Document Databases: The new SQL

Mahesh Gattani
4 min readApr 23, 2018

--

If you have been in the technology sector in the last decade, you must have seen a surge in usage of non relational databases. There are many reasons for this move and it has definitely lead to surge in available technologies in the area. Arguably, the most versatile among them are Document Databases.

Document databases, as the name suggests, are used for storing documents. This in comparison with traditional SQL-like databases, leaves the schema free-formed and mostly, open to change. Key-Value databases usually store a singular value per key and allow for quick look up. Document databases bring the best (well, partly) of SQL-like and Key-Value databases together in a single tool. Here documents are usually keyed off a unique element and value can be any collection of additional items. Having the additional items separately allows for extra querying capabilities which are very useful for complex production systems.

There are quite a few Document Databases out there but here are some of the most prevalent ones.

  1. MongoDB
  2. Amazon DynamoDB
  3. Azure CosmosDB
  4. Google Cloud Datastore

MongoDB is the most prevalent open source Document Database. The other three mentioned above are services provided by the top three cloud providers respectively. The feature set provided by all are startlingly similar. Something which stands out, especially comparing with SQL-like databases, is essentially infinite scale. The caveat here is that you must have designed your data model well. Let’s discuss the basic ideas which enables such scaling and how it’s something essential to learn for every distributed systems engineer.

Partitioning

The idea of partitioning data isn’t new. Even in older days, I remember partitioning my hard disk to prevent fragmentation. The idea applies to our discussion in a similar but very profound way. If we can partition data being written to our database well, we can store a lot of data, presumably on numerous disks. This obviously would help with the read throughput as well. The way we do it varies based on which Document Database we choose.

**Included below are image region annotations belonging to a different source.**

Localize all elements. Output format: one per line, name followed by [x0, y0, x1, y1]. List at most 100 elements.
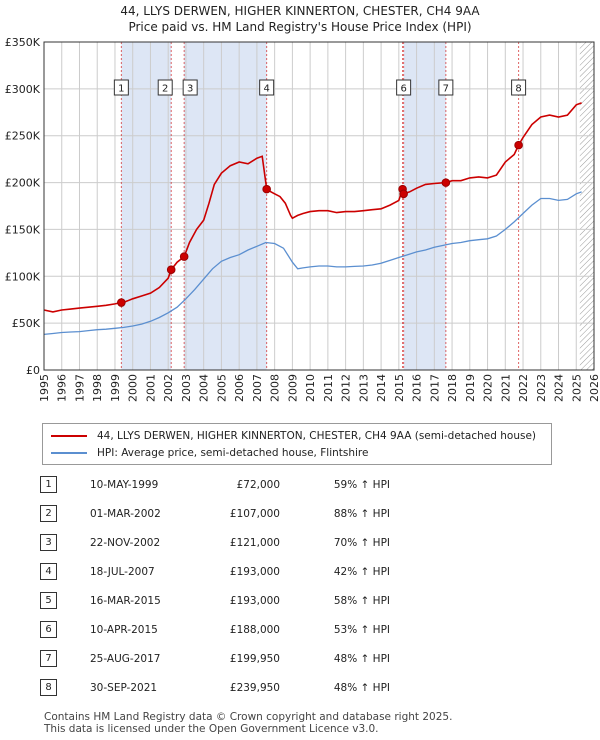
x-tick-label: 1995 — [38, 374, 51, 402]
y-tick-label: £0 — [26, 364, 40, 377]
sale-point — [166, 265, 176, 275]
table-row: 3 22-NOV-2002 £121,000 70% ↑ HPI — [40, 528, 390, 557]
ownership-shade — [403, 42, 446, 370]
sale-price: £121,000 — [229, 536, 280, 549]
legend-label-property: 44, LLYS DERWEN, HIGHER KINNERTON, CHEST… — [97, 430, 537, 442]
x-tick-label: 2008 — [269, 374, 282, 402]
sale-price: £239,950 — [229, 681, 280, 694]
sale-index-box: 2 — [40, 505, 57, 522]
table-row: 8 30-SEP-2021 £239,950 48% ↑ HPI — [40, 673, 390, 702]
y-tick-label: £150K — [5, 223, 41, 236]
sale-hpi-change: 53% ↑ HPI — [333, 623, 390, 636]
x-tick-label: 2004 — [198, 374, 211, 402]
sale-number-label: 4 — [263, 84, 269, 95]
sale-hpi-change: 58% ↑ HPI — [333, 594, 390, 607]
sale-price: £107,000 — [229, 507, 280, 520]
x-tick-label: 2006 — [233, 374, 246, 402]
sale-hpi-change: 88% ↑ HPI — [333, 507, 390, 520]
x-tick-label: 2009 — [286, 374, 299, 402]
table-row: 5 16-MAR-2015 £193,000 58% ↑ HPI — [40, 586, 390, 615]
hpi-line-swatch — [51, 452, 87, 454]
sale-date: 01-MAR-2002 — [90, 507, 161, 520]
table-row: 6 10-APR-2015 £188,000 53% ↑ HPI — [40, 615, 390, 644]
legend: 44, LLYS DERWEN, HIGHER KINNERTON, CHEST… — [42, 423, 552, 465]
sale-number-label: 8 — [515, 84, 521, 95]
sale-number-box — [157, 79, 173, 96]
x-tick-label: 1999 — [109, 374, 122, 402]
y-tick-label: £250K — [5, 130, 41, 143]
sale-index-box: 6 — [40, 621, 57, 638]
sale-number-label: 7 — [443, 84, 449, 95]
sales-table: 1 10-MAY-1999 £72,000 59% ↑ HPI 2 01-MAR-2002… — [40, 470, 390, 702]
legend-item-hpi: HPI: Average price, semi-detached house,… — [51, 445, 368, 461]
sale-index-box: 1 — [40, 476, 57, 493]
ownership-shade — [184, 42, 267, 370]
y-tick-label: £350K — [5, 36, 41, 49]
sale-index-box: 8 — [40, 679, 57, 696]
sale-hpi-change: 48% ↑ HPI — [333, 652, 390, 665]
sale-number-box — [113, 79, 129, 96]
sale-hpi-change: 42% ↑ HPI — [333, 565, 390, 578]
x-tick-label: 1998 — [91, 374, 104, 402]
sale-number-label: 2 — [162, 84, 168, 95]
y-tick-label: £100K — [5, 270, 41, 283]
sale-point — [117, 298, 126, 307]
sale-point — [262, 184, 271, 194]
sale-date: 22-NOV-2002 — [90, 536, 161, 549]
licence-notice: This data is licensed under the Open Gov… — [44, 723, 379, 735]
x-tick-label: 2003 — [180, 374, 193, 402]
x-tick-label: 2022 — [517, 374, 530, 402]
table-row: 4 18-JUL-2007 £193,000 42% ↑ HPI — [40, 557, 390, 586]
sale-index-cell: 3 — [40, 528, 90, 557]
sale-index-cell: 6 — [40, 615, 90, 644]
sale-index-box: 4 — [40, 563, 57, 580]
sale-number-label: 6 — [400, 84, 406, 95]
sale-index-cell: 5 — [40, 586, 90, 615]
sale-point — [179, 252, 189, 261]
x-tick-label: 2016 — [411, 374, 424, 402]
x-tick-label: 1997 — [73, 374, 86, 402]
sale-number-box — [182, 79, 198, 96]
sale-index-cell: 4 — [40, 557, 90, 586]
x-tick-label: 2018 — [446, 374, 459, 402]
sale-index-box: 3 — [40, 534, 57, 551]
sale-date: 10-MAY-1999 — [90, 478, 159, 491]
sale-hpi-change: 70% ↑ HPI — [333, 536, 390, 549]
sale-date: 18-JUL-2007 — [90, 565, 155, 578]
sale-price: £193,000 — [229, 594, 280, 607]
legend-label-hpi: HPI: Average price, semi-detached house,… — [97, 447, 369, 459]
sale-price: £72,000 — [236, 478, 280, 491]
sale-number-box — [259, 79, 275, 96]
sale-index-box: 5 — [40, 592, 57, 609]
sale-index-box: 7 — [40, 650, 57, 667]
x-tick-label: 2015 — [393, 374, 406, 402]
sale-price: £188,000 — [229, 623, 280, 636]
table-row: 7 25-AUG-2017 £199,950 48% ↑ HPI — [40, 644, 390, 673]
sale-point — [399, 189, 408, 199]
footer: Contains HM Land Registry data © Crown c… — [44, 711, 452, 735]
chart-subtitle: Price paid vs. HM Land Registry's House … — [128, 20, 472, 34]
sale-number-label: 1 — [118, 84, 124, 95]
sale-hpi-change: 48% ↑ HPI — [333, 681, 390, 694]
x-tick-label: 2014 — [375, 374, 388, 402]
sale-date: 10-APR-2015 — [90, 623, 158, 636]
sale-date: 30-SEP-2021 — [90, 681, 158, 694]
hpi-line — [43, 191, 582, 336]
sale-price: £199,950 — [229, 652, 280, 665]
sale-number-box — [511, 79, 527, 96]
property-price-line — [43, 102, 582, 313]
copyright-notice: Contains HM Land Registry data © Crown c… — [44, 711, 453, 723]
sale-date: 25-AUG-2017 — [90, 652, 161, 665]
x-tick-label: 1996 — [56, 374, 69, 402]
x-tick-label: 2019 — [464, 374, 477, 402]
price-chart: 1 2 3 4 6 7 8 £0 £50K £100K £150K £200K £250K £300K £3… — [5, 36, 600, 402]
x-tick-label: 2013 — [357, 374, 370, 402]
x-tick-label: 2026 — [588, 374, 600, 402]
y-tick-label: £200K — [5, 177, 41, 190]
x-tick-label: 2023 — [535, 374, 548, 402]
sale-index-cell: 2 — [40, 499, 90, 528]
x-tick-label: 2000 — [127, 374, 140, 402]
chart-title: 44, LLYS DERWEN, HIGHER KINNERTON, CHEST… — [120, 4, 480, 18]
x-tick-label: 2007 — [251, 374, 264, 402]
property-line-swatch — [51, 435, 87, 437]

MongoDB: Partitioning is done implicitly by the software. As a partition (shard) becomes too large, it’s broken down into two and spread around. This is done as a background process so the application can keep using the Database without caring about how data is stored. Caveat: under continuous high load, this re-partitioning might always be playing catch up, leading to sub-optimal response times.

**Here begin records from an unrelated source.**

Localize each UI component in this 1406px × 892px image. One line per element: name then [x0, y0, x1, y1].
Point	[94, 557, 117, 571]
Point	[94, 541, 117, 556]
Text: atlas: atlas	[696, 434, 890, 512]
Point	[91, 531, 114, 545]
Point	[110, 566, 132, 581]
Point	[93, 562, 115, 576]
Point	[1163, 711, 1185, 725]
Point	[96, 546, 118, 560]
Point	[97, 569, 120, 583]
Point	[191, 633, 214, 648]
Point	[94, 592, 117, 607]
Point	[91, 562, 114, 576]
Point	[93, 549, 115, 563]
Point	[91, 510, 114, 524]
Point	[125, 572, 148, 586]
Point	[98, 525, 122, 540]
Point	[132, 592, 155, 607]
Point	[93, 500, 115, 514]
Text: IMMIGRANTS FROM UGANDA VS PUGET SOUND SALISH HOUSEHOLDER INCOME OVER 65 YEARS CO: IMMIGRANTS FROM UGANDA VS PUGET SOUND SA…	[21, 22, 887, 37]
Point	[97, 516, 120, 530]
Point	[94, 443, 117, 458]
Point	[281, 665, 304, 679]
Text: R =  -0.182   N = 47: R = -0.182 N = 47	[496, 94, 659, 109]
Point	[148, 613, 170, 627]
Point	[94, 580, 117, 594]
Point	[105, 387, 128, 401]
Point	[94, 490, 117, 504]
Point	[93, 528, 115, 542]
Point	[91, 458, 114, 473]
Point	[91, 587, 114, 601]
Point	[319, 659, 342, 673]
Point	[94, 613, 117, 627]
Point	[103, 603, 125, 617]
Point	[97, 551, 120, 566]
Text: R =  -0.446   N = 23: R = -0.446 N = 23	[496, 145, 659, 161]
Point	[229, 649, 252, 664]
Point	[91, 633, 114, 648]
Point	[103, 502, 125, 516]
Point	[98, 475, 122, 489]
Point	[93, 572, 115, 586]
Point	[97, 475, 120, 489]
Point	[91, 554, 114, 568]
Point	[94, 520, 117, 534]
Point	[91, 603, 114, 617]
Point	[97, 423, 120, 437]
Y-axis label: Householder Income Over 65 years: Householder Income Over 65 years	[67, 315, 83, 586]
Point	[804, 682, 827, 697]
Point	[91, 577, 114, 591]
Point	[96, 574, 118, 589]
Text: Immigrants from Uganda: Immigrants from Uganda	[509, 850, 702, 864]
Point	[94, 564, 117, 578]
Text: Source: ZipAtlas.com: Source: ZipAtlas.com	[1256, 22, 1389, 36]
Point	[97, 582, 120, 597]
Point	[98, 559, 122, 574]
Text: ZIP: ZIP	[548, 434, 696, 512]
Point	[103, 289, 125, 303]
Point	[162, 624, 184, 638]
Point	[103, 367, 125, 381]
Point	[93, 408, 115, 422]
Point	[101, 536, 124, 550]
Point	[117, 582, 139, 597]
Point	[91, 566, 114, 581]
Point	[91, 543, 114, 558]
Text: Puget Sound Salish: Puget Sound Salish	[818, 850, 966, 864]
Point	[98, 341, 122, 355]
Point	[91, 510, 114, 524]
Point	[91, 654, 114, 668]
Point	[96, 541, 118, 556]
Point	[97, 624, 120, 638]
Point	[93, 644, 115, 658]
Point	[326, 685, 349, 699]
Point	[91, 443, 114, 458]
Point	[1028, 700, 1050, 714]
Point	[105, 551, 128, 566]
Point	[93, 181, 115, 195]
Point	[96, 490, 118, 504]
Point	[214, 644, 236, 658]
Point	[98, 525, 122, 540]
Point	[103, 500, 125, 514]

Cloud Document Databases: Partitioning is done by the user explicitly. This by definition means you have some intuition about how your data is distributed so that you can choose the most appropriate partition key. The most appropriate partition key will distribute the data uniformly at the same time keeping relevant data in the same partition to allow for fast query times. Caveat: Unevenly distributed data can cause you to pay more for the service. The price point usually increases exponentially with larger partition sizes.

Indexing

Seasoned engineers would remember the continuous loop of trying to find the right indexes to help with query times in SQL-like databases. One significant difference between Key-Value Databases and Document Databases is how the data is actually stored. The Value in Key-Value Databases are stored as blobs, which makes it extremely hard to allow for any special ordering between keys. This makes the use case for Key-Value Databases restricted to Key lookups. Document Databases on the other hand store individual properties of the documents in a more readable manner. This allows systems to create indexes on those properties, which in turn allows for faster look up times. Indexes also allow for faster complex queries in some databases.

Indexing is also done differently in different Document Databases.

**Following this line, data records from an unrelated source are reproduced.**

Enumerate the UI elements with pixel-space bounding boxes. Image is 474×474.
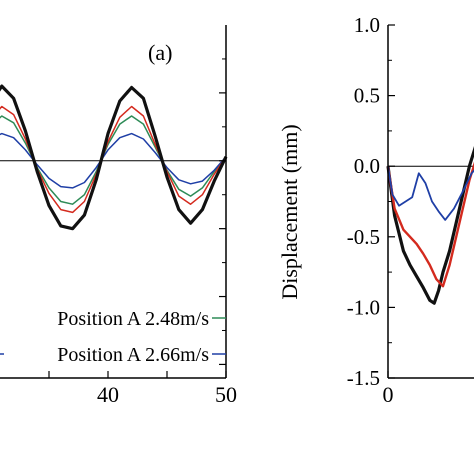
left-x-tick-label: 40 <box>97 382 119 407</box>
left-series-line-1 <box>0 115 227 205</box>
left-series-line-2 <box>0 132 227 189</box>
left-legend: Position A 2.48m/s Position A 2.66m/s <box>0 308 226 366</box>
right-series-lines <box>386 146 474 305</box>
right-y-tick-label: -1.5 <box>347 366 380 390</box>
left-x-tick-label: 50 <box>215 382 237 407</box>
right-y-tick-label: 0.0 <box>354 154 380 178</box>
left-ticks: 40 50 <box>48 58 237 407</box>
legend-entry-2: Position A 2.66m/s <box>57 344 209 366</box>
left-series-lines <box>0 84 228 231</box>
right-y-tick-label: -1.0 <box>347 295 380 319</box>
legend-entry-1: Position A 2.48m/s <box>57 308 209 330</box>
right-y-tick-label: 0.5 <box>354 84 380 108</box>
left-series-line-4 <box>0 84 228 231</box>
right-ticks: 1.0 0.5 0.0 -0.5 -1.0 -1.50 <box>347 13 395 407</box>
right-series-line-3 <box>387 166 474 221</box>
right-x-tick-label: 0 <box>383 382 394 407</box>
right-series-line-2 <box>386 161 474 288</box>
panel-label: (a) <box>148 40 172 65</box>
right-series-line-1 <box>386 146 474 305</box>
right-y-tick-label: -0.5 <box>347 225 380 249</box>
right-y-tick-label: 1.0 <box>354 13 380 37</box>
right-chart-panel: 1.0 0.5 0.0 -0.5 -1.0 -1.50 Displacement (mm) <box>277 13 474 407</box>
y-axis-label: Displacement (mm) <box>277 124 302 299</box>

MongoDB: MongoDB requires user to define the indexing policies and only the unique key is indexed by default. This assumes that the user knows the read pattern before hand. This is not a big deal though since indexes can be added later too.

Cloud Document Databases: Different cloud services deal with this differently. Some leave it to the user to add index properties and some aggressively index everything and leave it to the user to modify indexing policy. This especially signifies the importance of knowing the tools of trade when using one of these technologies.

Adding indexes, much like SQL-like counter parts, requires extra space to store them and extra CPU cycles to create them. Having many indexed properties can significantly slow down writes in some cases. Paying attention to the read vs write throughput is very important in those cases.

Querying

One might think that with all the differences between Document Databases and traditional SQL-like databases, you will have to re-learn how to query data in this new technology. But surprisingly, that’s not the case usually. Most Cloud based Document Databases provide a SQL-like query language over their tools. The query language is usually a subset of SQL for good reason. This reduces the learning curve for new developers and makes the data available for reading purpose to even non-developers. MongoDB suggests querying using it’s javascript API, which is very powerful too.

But I like SQL. Is it dead?

Definitely not. Document databases are a tool much like SQL-like databases are. Each of them serve a use case and it won’t be ideal to try to think of one these tools as one-size-fits-all. The relational nature of most SQL-like databases allow for data to be stored and queried in a fashion that closely resembles how you would yourself think of data. That is not possible in Document Databases. But in return you get many things starting with the easy scalability. A lot of businesses still runs on SQL-like databases because of the relational properties it provides and I don’t see that changing anytime soon. But I can definitely say Document Databases have found their own place in the land of distributed systems.

Summary

Document Databases are on the rise. It’s tempting to use a database with a lot of scalability and fewer restrictions. It does come with restrictions though and they are important to understand. It’s an essential tool to know for the modern system designers.

--

--